Buyers will be coming to look at your home with a magnifying glass. They want a fresh, new home and by spending a few extra hours you may give your home the little edge over the neighbor that hasn’t gotten around to cleaning yet. With the large amount of homes currently for sale, and with many more expected for this Spring,


It may seem like a daunting task if you look at the house and yard as a whole, but by breaking it down to more manageable chunks it can be accomplished over time.

  1. Start room by room, either top to bottom or bottom to top. Tackling one room at a time is much easier than looking at it as a complete house. It also gives you a boost when you see one room get finished and you are able to mark it off the list.
  2. Remove items to be taken to dry cleaning or washed, such as drapes and decorative bedding. Many draperies and curtains are machine washable, but check labels first. Dry-clean fabric shades. Wipe down wooden blinds with a damp cloth and warm water mixed with a little mild dishwashing liquid – this also works well and safely on metal and vinyl blinds.
  3. Damp-dust places that are not part of your regular housecleaning, such as high shelves, window ledges and art.
  4. Wipe down walls and ceilings – concentrating on fingerprints and soiled areas.

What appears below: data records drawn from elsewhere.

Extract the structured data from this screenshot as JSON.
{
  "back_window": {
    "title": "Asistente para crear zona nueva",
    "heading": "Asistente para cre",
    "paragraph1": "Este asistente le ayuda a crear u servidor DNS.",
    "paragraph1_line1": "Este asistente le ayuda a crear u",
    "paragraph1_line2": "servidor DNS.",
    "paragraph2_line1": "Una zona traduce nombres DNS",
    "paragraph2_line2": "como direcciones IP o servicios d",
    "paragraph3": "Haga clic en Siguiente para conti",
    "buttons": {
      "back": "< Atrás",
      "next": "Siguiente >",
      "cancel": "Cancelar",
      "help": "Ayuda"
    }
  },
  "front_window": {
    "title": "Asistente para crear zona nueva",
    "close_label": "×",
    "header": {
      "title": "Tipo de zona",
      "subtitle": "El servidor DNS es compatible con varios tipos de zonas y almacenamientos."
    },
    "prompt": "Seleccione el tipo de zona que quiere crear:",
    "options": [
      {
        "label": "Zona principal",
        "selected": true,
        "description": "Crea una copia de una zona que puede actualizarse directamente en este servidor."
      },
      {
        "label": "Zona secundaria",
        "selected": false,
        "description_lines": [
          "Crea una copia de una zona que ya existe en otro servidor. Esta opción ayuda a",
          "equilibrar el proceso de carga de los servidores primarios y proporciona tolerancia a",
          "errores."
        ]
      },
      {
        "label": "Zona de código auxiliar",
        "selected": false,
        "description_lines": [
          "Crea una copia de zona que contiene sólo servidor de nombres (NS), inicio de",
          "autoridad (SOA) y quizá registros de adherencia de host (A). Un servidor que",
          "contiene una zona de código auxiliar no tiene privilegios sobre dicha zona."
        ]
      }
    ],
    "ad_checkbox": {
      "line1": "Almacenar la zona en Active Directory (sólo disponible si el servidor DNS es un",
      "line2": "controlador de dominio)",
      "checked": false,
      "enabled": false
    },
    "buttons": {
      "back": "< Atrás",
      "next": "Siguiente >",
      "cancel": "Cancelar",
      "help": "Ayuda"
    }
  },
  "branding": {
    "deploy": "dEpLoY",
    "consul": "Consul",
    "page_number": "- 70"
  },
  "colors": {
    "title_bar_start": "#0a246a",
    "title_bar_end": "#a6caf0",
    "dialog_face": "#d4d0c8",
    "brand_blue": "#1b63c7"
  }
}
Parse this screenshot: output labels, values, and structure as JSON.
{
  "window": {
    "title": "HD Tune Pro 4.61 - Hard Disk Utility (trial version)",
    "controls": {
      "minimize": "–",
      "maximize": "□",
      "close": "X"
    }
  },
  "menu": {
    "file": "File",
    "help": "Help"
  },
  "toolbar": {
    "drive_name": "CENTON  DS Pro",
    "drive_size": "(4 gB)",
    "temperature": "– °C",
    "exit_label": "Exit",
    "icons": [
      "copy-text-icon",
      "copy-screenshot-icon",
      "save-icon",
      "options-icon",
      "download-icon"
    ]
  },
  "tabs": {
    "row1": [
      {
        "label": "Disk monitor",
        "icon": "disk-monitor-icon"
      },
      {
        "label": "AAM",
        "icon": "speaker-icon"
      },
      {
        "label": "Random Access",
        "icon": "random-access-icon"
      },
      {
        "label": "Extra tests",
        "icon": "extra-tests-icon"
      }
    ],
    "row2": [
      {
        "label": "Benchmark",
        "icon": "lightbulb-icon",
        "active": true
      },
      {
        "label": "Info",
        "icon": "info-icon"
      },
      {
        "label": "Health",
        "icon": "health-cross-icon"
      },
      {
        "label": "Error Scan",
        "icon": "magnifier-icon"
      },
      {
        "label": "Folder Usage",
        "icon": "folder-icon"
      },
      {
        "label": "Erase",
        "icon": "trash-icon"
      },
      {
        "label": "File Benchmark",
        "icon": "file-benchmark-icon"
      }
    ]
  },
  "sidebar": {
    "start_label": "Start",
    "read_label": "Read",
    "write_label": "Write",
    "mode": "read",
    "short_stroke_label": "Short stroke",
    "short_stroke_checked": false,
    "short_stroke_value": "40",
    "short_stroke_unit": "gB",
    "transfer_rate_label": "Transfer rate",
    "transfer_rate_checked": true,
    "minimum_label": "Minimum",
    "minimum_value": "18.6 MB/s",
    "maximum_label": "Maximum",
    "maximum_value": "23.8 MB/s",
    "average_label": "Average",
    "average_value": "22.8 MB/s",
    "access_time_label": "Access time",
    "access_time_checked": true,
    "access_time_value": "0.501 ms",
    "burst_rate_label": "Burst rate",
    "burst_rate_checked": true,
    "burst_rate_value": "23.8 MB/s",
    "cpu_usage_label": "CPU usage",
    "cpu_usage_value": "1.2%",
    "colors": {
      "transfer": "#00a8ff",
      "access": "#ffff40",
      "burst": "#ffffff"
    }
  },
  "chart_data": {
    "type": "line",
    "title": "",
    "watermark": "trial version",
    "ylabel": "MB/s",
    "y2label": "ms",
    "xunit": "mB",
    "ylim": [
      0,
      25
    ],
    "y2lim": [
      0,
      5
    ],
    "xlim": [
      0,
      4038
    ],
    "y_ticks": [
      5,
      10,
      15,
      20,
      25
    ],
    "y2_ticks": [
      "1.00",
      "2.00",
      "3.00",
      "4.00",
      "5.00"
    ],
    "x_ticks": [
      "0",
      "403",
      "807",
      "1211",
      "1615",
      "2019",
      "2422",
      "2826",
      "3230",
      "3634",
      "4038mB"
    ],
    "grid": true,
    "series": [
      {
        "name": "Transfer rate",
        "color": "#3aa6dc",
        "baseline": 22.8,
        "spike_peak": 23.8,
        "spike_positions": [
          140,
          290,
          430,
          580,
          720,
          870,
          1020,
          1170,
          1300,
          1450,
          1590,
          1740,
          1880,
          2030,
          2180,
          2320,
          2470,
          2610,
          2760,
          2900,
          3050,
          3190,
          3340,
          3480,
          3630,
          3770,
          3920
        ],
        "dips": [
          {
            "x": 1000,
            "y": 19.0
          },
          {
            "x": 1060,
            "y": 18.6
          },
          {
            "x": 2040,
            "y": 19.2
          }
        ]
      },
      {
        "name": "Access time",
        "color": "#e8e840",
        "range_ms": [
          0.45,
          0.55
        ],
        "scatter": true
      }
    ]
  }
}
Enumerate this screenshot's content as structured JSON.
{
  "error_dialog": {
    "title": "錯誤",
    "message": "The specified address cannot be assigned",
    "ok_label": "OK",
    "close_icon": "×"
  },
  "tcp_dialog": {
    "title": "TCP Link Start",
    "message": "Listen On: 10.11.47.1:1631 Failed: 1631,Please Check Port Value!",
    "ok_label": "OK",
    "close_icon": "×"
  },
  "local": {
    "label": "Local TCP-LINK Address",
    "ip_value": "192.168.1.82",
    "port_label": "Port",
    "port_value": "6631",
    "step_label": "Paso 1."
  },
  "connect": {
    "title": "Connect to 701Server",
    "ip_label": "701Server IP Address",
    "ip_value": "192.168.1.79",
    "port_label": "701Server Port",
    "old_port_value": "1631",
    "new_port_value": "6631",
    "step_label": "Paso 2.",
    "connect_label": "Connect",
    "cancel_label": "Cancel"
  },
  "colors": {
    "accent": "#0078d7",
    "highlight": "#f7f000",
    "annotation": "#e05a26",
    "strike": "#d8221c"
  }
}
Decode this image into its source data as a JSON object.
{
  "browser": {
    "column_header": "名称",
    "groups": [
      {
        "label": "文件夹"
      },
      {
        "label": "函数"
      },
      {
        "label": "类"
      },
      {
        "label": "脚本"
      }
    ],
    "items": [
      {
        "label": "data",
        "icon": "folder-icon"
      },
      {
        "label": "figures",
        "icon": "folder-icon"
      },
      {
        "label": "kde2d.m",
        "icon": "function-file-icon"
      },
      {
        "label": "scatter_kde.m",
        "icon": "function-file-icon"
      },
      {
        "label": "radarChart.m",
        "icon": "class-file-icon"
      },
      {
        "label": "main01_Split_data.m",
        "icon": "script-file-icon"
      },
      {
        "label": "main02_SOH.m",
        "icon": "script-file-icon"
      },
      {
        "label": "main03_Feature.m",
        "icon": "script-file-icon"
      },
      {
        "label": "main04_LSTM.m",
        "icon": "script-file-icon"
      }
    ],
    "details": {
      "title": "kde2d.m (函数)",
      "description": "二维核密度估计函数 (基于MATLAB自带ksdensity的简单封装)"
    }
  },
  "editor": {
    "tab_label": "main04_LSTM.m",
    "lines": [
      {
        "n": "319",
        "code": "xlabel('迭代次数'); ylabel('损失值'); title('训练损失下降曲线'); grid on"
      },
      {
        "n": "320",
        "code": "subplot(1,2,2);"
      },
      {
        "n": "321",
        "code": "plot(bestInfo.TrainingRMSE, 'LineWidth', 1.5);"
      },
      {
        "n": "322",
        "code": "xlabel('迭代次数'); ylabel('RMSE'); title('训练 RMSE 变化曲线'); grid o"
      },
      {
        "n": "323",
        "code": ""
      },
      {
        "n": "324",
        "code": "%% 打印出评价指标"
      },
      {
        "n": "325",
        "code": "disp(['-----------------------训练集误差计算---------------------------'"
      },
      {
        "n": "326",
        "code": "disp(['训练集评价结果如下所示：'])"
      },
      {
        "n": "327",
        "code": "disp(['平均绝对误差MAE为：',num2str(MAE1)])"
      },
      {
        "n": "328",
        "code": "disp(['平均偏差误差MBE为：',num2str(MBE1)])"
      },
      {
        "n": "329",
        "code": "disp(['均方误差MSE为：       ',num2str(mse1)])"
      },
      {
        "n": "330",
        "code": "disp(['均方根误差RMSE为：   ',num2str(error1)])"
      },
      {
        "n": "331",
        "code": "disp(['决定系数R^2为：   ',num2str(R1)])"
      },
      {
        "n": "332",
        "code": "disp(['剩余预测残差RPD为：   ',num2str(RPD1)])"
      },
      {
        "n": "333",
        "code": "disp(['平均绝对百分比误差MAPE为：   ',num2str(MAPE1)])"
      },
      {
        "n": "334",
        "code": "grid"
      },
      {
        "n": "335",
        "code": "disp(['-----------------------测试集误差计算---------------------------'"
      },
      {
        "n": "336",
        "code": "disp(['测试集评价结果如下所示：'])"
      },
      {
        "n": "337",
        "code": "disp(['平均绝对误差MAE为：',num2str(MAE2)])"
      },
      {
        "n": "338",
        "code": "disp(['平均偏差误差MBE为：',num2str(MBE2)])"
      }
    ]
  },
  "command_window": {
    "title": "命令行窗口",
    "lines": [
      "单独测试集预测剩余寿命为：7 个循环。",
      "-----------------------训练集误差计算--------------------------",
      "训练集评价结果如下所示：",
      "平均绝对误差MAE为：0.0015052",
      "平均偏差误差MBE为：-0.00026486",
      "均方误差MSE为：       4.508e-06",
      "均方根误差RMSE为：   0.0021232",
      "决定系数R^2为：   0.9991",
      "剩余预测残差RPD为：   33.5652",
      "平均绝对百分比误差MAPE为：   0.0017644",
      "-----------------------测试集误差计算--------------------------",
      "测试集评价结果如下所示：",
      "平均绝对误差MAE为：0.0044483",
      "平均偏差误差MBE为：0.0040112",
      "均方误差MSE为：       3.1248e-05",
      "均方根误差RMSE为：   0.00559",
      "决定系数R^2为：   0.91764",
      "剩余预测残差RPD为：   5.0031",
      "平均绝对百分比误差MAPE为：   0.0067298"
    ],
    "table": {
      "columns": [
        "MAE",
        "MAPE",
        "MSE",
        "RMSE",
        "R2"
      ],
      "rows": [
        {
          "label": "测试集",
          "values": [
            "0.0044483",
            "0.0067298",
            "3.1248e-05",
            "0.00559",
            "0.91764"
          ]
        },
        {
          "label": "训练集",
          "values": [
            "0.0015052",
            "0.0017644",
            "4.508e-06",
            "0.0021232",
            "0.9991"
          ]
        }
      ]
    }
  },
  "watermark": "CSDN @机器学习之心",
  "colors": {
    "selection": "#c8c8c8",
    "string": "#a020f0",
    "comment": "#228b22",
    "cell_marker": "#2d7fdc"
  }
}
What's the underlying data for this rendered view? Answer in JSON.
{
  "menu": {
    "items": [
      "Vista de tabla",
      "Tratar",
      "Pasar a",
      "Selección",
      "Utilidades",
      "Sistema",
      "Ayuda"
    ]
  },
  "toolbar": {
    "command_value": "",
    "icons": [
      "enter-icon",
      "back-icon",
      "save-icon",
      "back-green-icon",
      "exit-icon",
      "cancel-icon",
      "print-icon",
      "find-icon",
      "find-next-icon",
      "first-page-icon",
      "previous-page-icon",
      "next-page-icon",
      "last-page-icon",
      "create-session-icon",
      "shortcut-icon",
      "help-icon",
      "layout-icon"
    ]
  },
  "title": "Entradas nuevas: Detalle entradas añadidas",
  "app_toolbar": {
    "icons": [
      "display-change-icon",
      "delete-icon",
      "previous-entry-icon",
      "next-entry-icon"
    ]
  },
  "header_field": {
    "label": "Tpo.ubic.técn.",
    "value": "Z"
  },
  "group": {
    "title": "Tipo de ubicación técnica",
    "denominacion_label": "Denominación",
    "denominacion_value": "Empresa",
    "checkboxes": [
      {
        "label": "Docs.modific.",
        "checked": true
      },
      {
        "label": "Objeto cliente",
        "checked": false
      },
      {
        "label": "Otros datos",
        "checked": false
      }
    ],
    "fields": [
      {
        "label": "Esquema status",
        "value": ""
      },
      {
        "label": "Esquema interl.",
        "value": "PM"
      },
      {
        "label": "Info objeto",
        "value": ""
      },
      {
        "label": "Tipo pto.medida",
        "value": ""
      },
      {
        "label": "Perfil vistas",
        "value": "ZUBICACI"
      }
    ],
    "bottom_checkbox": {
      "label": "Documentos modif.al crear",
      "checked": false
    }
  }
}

No need for chemicals – simply use a bit of water and baking soda to get scuff marks off. However, if you have really stubborn surface grime, especially prevalent in kitchens, tackle it with a solvent-free degreaser (it’s a good idea to test it first in an inconspicuous area to ensure it won’t mar the surface).
  5. Clean, vacuum and treat upholstered and leather furniture to bring a new life and longevity.
  6. Clean and treat wood furniture to bring it back to its original shine. Do you have heat damaged wood or stubborn rings (often caused by wet glasses) on your favorite wood table? They may be removed by rubbing a mixture of equal parts of distilled vinegar and a quarter cup of baking soda with a gallon of warm water. Then wipe off and apply wood protector of your choice.
  7. When vacuuming and cleaning floors and/or rugs, move furniture that has been in place during the winter season and clean underneath; perhaps move things around to get a new perspective. Synthetic carpets and rugs with waterproof backings can be deep-cleaned with a rotary shampoo machine and a hot-water extraction machine. However, rugs without backings, such as those expensive oriental rugs, require professional cleaning.
  8. Pull out items in cabinets and drawers, vacuum out debris and wipe down both the inside of the drawers and the items in them, then return them back in place. This is a great way to downsize and feel lighter.
  9. Wash down windows and window sills. For streak-free windows, mix equal parts of distilled vinegar and warm water. Use either a dry cloth or newspaper …
  10. To clean out winter’s stale air, open the windows and breathe in that fresh air. There is nothing like the smell of spring to lift your spirits.
  11. Head outside to sweep away old man winter and spray down decks and sidewalks. A pressure washer can be rented from tool and equipment rental shops or at some hardware stores. P.S. For another sense of renewal, consider buying a new door mat to welcome in the new season.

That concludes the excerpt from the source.